Wann ist eine gute Zeit, um mit Musik zu beginnen?
Kratzenberg: Möglichst früh. Früher sagten wir, mit acht oder neun Jahren lässt sich mit Klavier beginnen. Heute sagen wir: mit vier oder fünf Jahren. Das hängt von der Begabung und vom Elternhaus ab. Um die Entwicklung zu fördern, bieten wir kleine Instrumente an: eine kleinere Querflöte mit gebogenem Mundstück oder ein kleines Fagott. Wir gucken uns die Kinder ganz genau an, man muss jeden individuell fördern.

Welche Rolle spielt das Musizieren in Ihrem Leben?
Kratzenberg: Es ist schwer, als Musikschulleiter noch die Zeitfenster zu finden, Musik zu machen.

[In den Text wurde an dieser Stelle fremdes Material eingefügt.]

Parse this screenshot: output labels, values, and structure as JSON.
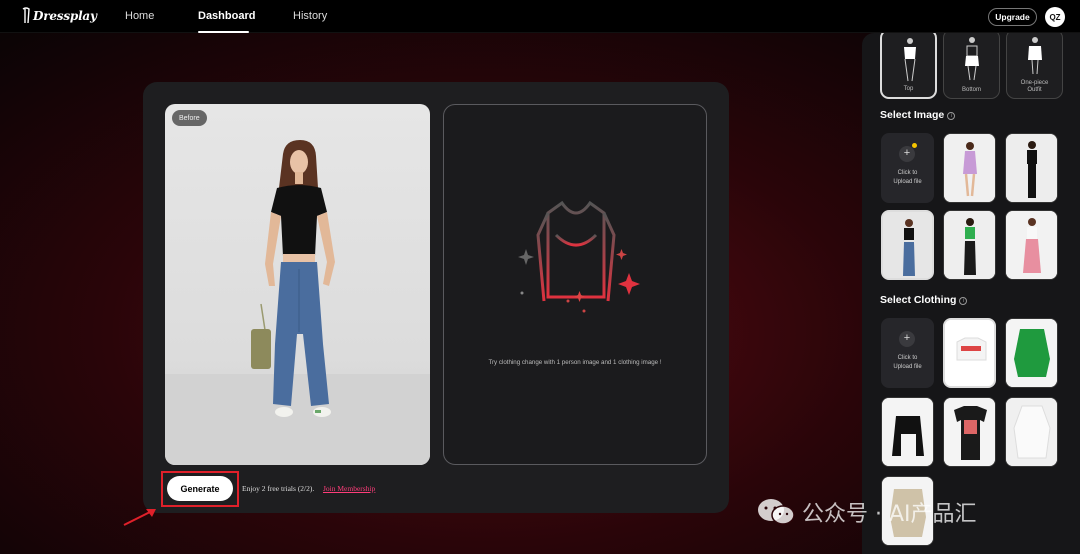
{
  "app": {
    "logo_text": "Dressplay"
  },
  "nav": {
    "items": [
      {
        "label": "Home"
      },
      {
        "label": "Dashboard"
      },
      {
        "label": "History"
      }
    ],
    "upgrade_label": "Upgrade",
    "avatar_initials": "QZ"
  },
  "main": {
    "before_badge": "Before",
    "result_hint": "Try clothing change with 1 person image and 1 clothing image !",
    "generate_label": "Generate",
    "trial_text": "Enjoy 2 free trials (2/2).",
    "join_label": "Join Membership"
  },
  "sidebar": {
    "categories": [
      {
        "label": "Top",
        "selected": true
      },
      {
        "label": "Bottom",
        "selected": false
      },
      {
        "label": "One-piece Outfit",
        "selected": false
      }
    ],
    "select_image_title": "Select Image",
    "select_clothing_title": "Select Clothing",
    "upload_label_1": "Click to",
    "upload_label_2": "Upload file"
  },
  "watermark": {
    "text": "公众号 · AI产品汇"
  },
  "colors": {
    "accent": "#e0202a",
    "link": "#ff3d7a",
    "highlight": "#e0202a"
  }
}
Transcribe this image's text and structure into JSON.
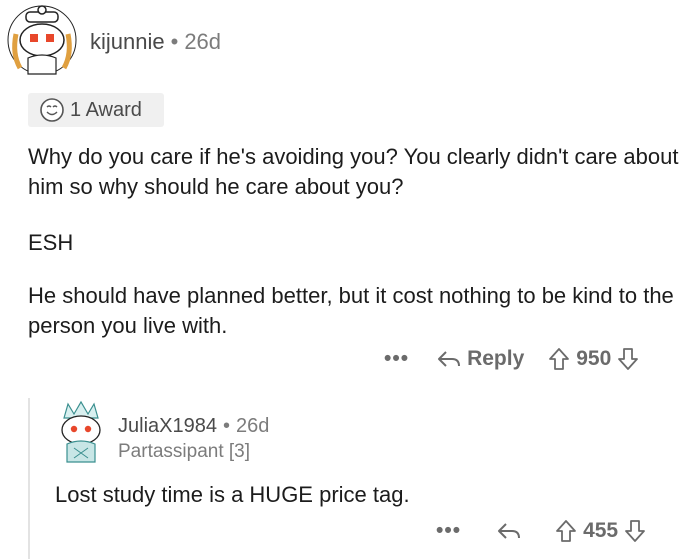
{
  "comment": {
    "username": "kijunnie",
    "separator": "•",
    "age": "26d",
    "award_label": "1 Award",
    "paragraphs": [
      "Why do you care if he's avoiding you? You clearly didn't care about him so why should he care about you?",
      "ESH",
      "He should have planned better, but it cost nothing to be kind to the person you live with."
    ],
    "actions": {
      "more": "•••",
      "reply_label": "Reply",
      "score": "950"
    }
  },
  "reply": {
    "username": "JuliaX1984",
    "separator": "•",
    "age": "26d",
    "flair": "Partassipant [3]",
    "text": "Lost study time is a HUGE price tag.",
    "actions": {
      "more": "•••",
      "score": "455"
    }
  },
  "colors": {
    "text": "#1c1c1c",
    "muted": "#7c7c7c",
    "chip_bg": "#f0f0f0",
    "avatar_red": "#e8472b"
  }
}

Ich spiele bei den Tomburg Winds und auch in der Big Band - Posaune oder Tenorhorn. Privat begleite ich verschiedene Chöre. Früher habe ich auch viele Dozentenkonzerte gemacht. Wir haben die ganze Literatur rauf und runter gespielt.

Das Konzert mit Preisträgern des Regional-, Landes- und Bundeswettbewerbs "Jugend musiziert" 2015 in Rheinbach beginnt am Montag, 28. September, 19 Uhr, in der Aula der Grundschule Sankt Martin, Bachstraße 19. Der Eintritt ist kostenlos.

Zur PersonClaus Kratzenberg (62) ist seit rund einem Jahr Leiter der Musikschule Meckenheim, Rheinbach und Swisttal. Zuvor war er fünf Jahre lang stellvertretender Chef. Der verheiratete Vater von zwei musikalischen Kindern (28 und 24), der in Wachtberg lebt, studierte Musik und Englisch, um Gymnasiallehrer zu werden. Doch als er von einer Stelle bei der Musikschule hörte, entschied er sich, Musikschullehrer zu werden.